As Murinson and colleagues note, “novel approaches are needed” to overcome “dramatic decreases in empathy during training” that may leave medical students with entrenched negative attitudes. Despite the ability of developed countries to provide access to pain control, few nations, if any, have achieved this [16]. Much has been written about this shortfall but it is clear that there are unique barriers to appropriate pain assessment and treatment, that perhaps reflect a fundamental discordance of instincts to nurture vs stigmatize [26], exclude or even prey upon weakened fellow members of our herd [6,27,28]. Faced with tremendous difficulties in understanding such conflicting responses in a quantitative fashion, yet struck by the undeniable importance of coming to grips with them, physicians have employed more qualitative approaches such as through ethics and moral philosophy [29,30].

It is becoming clear to pain researchers and clinicians that teaching about pain in the same fashion as education about other topics such as anatomy or biochemistry misses something fundamental.

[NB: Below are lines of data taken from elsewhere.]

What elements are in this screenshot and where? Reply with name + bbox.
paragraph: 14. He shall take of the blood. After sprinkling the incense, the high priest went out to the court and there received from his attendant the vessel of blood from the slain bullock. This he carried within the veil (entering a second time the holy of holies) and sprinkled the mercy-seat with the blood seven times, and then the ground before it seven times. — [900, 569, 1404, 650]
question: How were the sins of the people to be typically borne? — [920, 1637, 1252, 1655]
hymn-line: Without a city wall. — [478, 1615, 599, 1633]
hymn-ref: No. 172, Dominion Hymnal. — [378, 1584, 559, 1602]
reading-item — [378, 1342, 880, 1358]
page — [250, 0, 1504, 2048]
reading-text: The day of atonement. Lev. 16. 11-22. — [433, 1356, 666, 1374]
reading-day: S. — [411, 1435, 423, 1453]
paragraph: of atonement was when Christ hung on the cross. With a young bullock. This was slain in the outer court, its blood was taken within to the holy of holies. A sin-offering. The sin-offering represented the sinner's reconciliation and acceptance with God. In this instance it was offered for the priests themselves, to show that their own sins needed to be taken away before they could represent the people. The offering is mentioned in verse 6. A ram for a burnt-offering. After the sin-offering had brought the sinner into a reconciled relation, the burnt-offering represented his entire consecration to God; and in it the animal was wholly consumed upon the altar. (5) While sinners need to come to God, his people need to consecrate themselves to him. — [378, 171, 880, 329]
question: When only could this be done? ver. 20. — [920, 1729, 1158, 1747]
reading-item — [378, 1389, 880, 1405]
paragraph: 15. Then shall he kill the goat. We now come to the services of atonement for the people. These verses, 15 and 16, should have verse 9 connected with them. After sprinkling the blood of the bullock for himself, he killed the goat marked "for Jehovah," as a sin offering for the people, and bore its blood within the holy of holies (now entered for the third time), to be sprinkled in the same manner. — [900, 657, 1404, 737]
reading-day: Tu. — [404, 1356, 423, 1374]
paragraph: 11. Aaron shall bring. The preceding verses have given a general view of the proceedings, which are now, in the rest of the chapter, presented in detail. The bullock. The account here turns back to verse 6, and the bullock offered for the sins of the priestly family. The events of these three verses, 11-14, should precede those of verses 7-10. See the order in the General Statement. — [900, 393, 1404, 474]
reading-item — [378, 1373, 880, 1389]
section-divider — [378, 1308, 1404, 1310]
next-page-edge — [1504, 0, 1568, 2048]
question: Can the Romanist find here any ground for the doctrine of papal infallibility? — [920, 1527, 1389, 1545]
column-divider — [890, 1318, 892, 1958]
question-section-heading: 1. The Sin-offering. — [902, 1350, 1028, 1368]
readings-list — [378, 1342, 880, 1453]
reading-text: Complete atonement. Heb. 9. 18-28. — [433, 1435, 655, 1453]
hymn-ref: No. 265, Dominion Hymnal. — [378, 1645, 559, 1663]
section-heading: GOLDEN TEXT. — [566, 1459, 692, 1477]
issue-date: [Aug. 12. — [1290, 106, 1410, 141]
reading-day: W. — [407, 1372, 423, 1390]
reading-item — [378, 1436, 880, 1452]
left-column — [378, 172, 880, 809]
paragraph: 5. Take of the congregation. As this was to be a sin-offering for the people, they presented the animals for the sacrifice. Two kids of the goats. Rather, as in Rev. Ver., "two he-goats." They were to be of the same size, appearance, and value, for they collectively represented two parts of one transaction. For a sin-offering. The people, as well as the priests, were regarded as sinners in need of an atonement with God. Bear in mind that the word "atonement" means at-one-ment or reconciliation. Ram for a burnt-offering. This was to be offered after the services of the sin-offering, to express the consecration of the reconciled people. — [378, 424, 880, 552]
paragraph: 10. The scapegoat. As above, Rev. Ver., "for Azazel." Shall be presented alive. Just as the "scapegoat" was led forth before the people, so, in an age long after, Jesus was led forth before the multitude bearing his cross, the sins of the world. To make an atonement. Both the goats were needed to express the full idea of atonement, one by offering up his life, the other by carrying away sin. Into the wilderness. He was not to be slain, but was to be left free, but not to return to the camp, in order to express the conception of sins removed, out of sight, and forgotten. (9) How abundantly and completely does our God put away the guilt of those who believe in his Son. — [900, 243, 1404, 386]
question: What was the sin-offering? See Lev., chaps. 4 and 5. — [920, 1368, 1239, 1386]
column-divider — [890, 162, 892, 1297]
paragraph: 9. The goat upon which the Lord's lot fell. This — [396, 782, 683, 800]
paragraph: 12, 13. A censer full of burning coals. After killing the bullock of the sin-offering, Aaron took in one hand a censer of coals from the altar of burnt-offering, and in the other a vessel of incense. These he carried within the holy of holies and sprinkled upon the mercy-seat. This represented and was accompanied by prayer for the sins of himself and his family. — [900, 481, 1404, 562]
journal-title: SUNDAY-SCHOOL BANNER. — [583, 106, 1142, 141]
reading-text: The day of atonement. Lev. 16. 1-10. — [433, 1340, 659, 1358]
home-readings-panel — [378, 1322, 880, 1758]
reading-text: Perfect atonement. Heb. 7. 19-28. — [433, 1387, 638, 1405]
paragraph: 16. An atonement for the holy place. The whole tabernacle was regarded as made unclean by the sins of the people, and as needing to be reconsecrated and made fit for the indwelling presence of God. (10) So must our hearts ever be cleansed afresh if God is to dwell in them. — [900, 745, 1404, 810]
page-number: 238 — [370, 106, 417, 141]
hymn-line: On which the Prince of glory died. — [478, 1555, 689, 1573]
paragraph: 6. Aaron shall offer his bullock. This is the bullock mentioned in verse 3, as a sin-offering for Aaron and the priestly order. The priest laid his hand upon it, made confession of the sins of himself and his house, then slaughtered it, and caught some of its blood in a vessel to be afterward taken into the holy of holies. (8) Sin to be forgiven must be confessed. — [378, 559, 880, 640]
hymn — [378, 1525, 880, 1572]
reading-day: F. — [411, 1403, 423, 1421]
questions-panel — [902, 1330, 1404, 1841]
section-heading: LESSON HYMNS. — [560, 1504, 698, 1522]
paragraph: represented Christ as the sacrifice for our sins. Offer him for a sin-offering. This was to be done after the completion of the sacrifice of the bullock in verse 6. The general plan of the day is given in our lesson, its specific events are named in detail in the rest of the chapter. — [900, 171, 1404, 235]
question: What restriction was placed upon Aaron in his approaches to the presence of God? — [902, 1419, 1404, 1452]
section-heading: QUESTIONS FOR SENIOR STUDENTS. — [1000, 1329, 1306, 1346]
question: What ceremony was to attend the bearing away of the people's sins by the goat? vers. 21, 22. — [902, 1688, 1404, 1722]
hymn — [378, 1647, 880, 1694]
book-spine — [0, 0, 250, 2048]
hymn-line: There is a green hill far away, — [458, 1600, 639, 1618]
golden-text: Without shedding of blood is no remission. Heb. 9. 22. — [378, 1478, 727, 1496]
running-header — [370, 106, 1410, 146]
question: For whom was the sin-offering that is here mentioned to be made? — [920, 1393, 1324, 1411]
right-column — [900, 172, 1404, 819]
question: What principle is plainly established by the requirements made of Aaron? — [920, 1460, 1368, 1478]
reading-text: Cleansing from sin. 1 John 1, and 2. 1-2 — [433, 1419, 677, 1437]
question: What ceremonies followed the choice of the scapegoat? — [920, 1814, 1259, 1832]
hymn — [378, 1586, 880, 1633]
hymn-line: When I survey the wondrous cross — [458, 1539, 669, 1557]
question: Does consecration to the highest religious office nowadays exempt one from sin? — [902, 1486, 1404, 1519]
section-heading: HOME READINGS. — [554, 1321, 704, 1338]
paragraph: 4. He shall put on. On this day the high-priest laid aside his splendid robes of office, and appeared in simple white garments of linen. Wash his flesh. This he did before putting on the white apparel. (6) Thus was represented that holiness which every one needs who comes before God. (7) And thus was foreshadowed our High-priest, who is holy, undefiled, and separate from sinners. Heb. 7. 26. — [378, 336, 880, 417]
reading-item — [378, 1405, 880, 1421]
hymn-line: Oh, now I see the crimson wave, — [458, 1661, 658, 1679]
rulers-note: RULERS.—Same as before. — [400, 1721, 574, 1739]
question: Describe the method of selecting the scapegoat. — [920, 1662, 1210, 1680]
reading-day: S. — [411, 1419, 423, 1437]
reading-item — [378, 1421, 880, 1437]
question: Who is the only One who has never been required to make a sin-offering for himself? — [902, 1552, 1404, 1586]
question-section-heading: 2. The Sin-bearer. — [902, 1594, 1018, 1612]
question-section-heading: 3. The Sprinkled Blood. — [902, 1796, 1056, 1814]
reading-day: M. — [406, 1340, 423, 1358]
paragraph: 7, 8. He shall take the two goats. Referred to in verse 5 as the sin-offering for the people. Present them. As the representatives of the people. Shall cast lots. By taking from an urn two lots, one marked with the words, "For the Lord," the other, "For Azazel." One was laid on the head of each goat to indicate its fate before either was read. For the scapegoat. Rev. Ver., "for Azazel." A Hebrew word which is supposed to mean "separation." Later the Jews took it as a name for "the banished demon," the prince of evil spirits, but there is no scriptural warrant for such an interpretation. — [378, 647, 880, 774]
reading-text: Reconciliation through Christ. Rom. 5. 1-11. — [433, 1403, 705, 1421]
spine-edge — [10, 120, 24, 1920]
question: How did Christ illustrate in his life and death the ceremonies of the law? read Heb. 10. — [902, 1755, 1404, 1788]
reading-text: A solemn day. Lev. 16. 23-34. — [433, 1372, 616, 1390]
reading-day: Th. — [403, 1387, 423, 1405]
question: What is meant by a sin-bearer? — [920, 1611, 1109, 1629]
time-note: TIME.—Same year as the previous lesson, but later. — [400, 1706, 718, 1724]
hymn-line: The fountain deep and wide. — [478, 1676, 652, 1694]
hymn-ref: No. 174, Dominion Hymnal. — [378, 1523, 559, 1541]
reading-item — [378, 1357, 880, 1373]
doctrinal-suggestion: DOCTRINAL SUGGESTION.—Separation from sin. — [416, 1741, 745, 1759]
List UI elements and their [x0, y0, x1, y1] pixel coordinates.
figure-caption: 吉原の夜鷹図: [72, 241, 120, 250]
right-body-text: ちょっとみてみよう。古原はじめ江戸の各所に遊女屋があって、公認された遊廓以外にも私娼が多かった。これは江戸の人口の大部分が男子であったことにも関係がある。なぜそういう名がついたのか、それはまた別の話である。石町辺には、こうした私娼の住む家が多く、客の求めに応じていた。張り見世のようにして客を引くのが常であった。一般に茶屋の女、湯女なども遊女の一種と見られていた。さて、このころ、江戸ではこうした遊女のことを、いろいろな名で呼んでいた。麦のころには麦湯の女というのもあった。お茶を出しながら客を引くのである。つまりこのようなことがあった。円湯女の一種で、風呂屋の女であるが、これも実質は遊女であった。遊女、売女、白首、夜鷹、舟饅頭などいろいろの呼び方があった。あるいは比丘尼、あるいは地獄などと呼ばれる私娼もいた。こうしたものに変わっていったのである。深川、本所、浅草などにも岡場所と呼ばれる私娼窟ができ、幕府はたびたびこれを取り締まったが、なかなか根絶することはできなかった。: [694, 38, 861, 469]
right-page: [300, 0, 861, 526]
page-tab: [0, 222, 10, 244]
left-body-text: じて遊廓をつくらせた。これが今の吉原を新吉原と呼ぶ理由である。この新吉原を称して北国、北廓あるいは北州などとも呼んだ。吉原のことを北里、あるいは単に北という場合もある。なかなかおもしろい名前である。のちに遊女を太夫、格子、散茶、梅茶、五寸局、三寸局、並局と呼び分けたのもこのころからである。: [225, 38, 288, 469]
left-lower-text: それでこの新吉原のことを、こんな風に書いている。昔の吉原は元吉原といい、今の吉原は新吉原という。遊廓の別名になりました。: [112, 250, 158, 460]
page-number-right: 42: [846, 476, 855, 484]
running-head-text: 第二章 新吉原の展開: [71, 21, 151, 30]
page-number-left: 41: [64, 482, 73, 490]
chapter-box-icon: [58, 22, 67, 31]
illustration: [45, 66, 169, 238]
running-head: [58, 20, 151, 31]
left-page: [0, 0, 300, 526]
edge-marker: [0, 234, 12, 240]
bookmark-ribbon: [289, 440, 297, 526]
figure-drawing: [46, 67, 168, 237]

Pain education from a reductionist perspective, which ignores its intersubjective and moral dimensions, [6,7,30] may actually be counterproductive. Carving out a block of time within large-scale lectures to deliver material that emphasizes mechanisms at the expense of exploring the meaning and experience of individual suffering could actually lead to the unintended negative consequence of over-intellectualization. For example, this approach might reinforce students' tendencies to detach emotionally from experiences during subsequent training that, as it draws closer to real life practice, may become more emotionally charged, awkward, and threatening. Role modeling and face-to-face dialog with peers and advocates are, as Socrates well knew, far superior to passively receiving knowledge for ethical or moral education [7]. This lesson is one that we have re-learned at Tufts, during the 10 years that our evening program on pain research, education, and policy has been offering certification to students of all backgrounds. Not intended as a clinical “pain fellowship,” it instead provides a broad range of courses from neuroanatomy to health policy, to enable adult learners to progress further along their individual career paths [31].

Reflecting on this exciting pain course at Hopkins, amidst my hopes for its continued success, I asked myself whether the bottom line isn't simply to foster, in a structured setting, the innate compassion medical students arrive with, and that the hurried, depersonalized world of modern medicine constantly threatens to extinguish [32]. And then I recalled that a Boston Brahmin contemporary of Hopkins's Osler said this over 80 years ago: “The most common criticism made at present by older practitioners is that young graduates have been taught a great deal about the mechanism of disease, but very little about the practice of medicine—or, to put it more bluntly, they are too ‘scientific’ and do not know how to take care of patients … . One of the essential qualities of the clinician is interest in humanity, for the secret of the care of the patient is in caring for the patient”[33].